A partir del 1 de Enero de 2016 entra en vigor el Reglamento 167/2013, por el cual será posible la obtención de la homologación europea de remolques y máquinas agrícolas y/o forestales. El fabricante podrá optar entre obtener esta homologación europea o cumplir con los requisitos nacionales exigidos.
Sin embargo los textos de los actos reglamentarios que incluyen los requisitos técnicos exigidos por la homologación europea, están siendo revisados y probablemente el 1 de Enero de 2016 aún no estarán finalizados, por lo que se recomienda esperar a que se publiquen de forma definitiva.
La condición principal para que un fabricante elija una homologación nacional o una homologación europea dependerá de la previsión de exportación de vehículos a otros estados miembros, ya que el procedimiento de homologación europea es único y válido entre todos los estados miembros, y por tanto equivalente.

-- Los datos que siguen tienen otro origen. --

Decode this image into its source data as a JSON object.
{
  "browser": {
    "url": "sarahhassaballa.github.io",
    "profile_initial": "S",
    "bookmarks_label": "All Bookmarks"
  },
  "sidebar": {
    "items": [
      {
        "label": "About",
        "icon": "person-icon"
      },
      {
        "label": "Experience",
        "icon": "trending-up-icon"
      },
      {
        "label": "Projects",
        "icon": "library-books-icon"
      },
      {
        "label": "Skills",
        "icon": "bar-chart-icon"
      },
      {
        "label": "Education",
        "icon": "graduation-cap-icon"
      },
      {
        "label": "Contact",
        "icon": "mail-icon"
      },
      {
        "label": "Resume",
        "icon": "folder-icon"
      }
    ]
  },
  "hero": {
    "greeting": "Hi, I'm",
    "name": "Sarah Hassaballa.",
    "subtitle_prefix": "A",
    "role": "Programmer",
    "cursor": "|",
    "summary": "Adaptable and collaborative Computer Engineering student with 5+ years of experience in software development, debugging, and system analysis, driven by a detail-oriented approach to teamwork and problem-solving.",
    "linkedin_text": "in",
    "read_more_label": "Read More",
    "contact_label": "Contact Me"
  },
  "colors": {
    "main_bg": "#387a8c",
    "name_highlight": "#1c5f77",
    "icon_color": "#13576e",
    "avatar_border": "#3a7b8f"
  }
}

Según se indica anteriormente, será posible también obtener homologación nacional en vez de homologación europea, y por eso se está trabajando en la modificación del Real Decreto 750/2010, que regula el procedimiento actual de homologación nacional, para adaptarlo a las nuevas exigencias del Reglamento 167/2013. Esta acción posibilita la convalidación de la homologación nacional con la homologación en otros países, y así evitar problemas de que un país rechace la homologación nacional procedente de otro país, debido principalmente a una falta de equiparación entre requisitos técnicos, ya que el reglamento de homologación europea establece que las autoridades de homologación de los Estados miembros aceptarán la homologación de tipo nacional, salvo que tengan motivos razonables para pensar que los requisitos técnicos nacionales en que se basó la homologación del vehículo no son equivalentes a los suyos.
Como consecuencia, la homologación nacional va a cambiar en poco tiempo, y además de la actualización documental de las contraseñas de homologación nacionales, probablemente será necesario realizar ensayos y otras comprobaciones.
El presente artículo se basa en una publicación de ANSEMAT, de Octubre de 2015, y nuestra intención no es otra que ayudar a aclarar este asunto y difundirlo entre todos aquellos interesados que quizá no tienen acceso a esta información, o que les resulta complicado entenderlo.